According to the Window & Door Manufacturers Association in Des Plaines, Ill., 67.1 million window units were sold last year for both new construction and remodeling/replacement. Of those, 25.2 million were wood windows of which 11.3 million involved remodeling or replacement. Jeff Lowinski, the association's acting president, says that wood windows are holding their own for many reasons, one being increased demand for upscale replacement products.
Contractors who install primarily wood windows agree that it's the upscale customer who is looking to replace with wood. Wood window customers tend to be older and more affluent, observes Aaron Westmoreland, general manager for Wood Windows in Boise, Idaho, which sells vinyl as well as wood replacement windows. David Matus, co-owner of Matus Windows, Glenside, Pa., concurs. “To some extent you're dealing with an upscale clientele,” he says.
Product Knowledge Difference Westmoreland and Matus agree that when it comes to wood, there's more to know and deal with. “More options, more colors, more types of wood, different grids and jambs,” Westmoreland says. “You have to know the product inside and out,” Matus adds.
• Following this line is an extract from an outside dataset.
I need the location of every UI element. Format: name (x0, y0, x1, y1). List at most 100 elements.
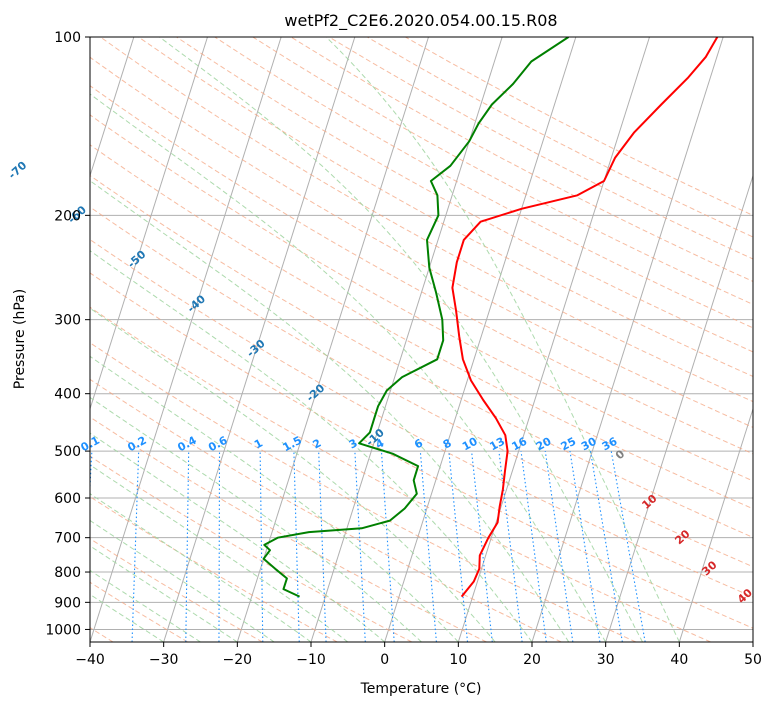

Installing differs as well, with wood windows generally being more challenging. “You certainly need someone with good carpentry skills, but it depends on the type of window,” Matus points out. “Some double-hung wood windows install very similarly to vinyl and go in easily, but there's always going to be a bit of carpentry work involved.”
At Wilson Colonial Exteriors in the Chicago suburb of Mundelein, salespeople emphasize not just aesthetics but also the value added to the home and the 28-year-old company's ability to service the product. Operations manager Jack McGann says that prior to installation, Wilson Colonial will paint or stain to match interiors, then send its painter to the home to put the finishing touches on the job.
Wood Window Mind Set Probably the most important difference between vinyl and wood windows is the mindset. For salespeople, Matus says, “it's a matter of believing in the product. Some vinyl guys don't get it. They can see that the wood window looks nicer, but they don't have an appreciation for the aesthetics.”
Wood window customers, on the other hand, want what they want. “They're usually more concerned with the aesthetics and the quality, and they're willing to spend the extra money to get them,” Matus says. And they want first-class installation, too. “When a customer is spending $1,000 on a window, it better look good.”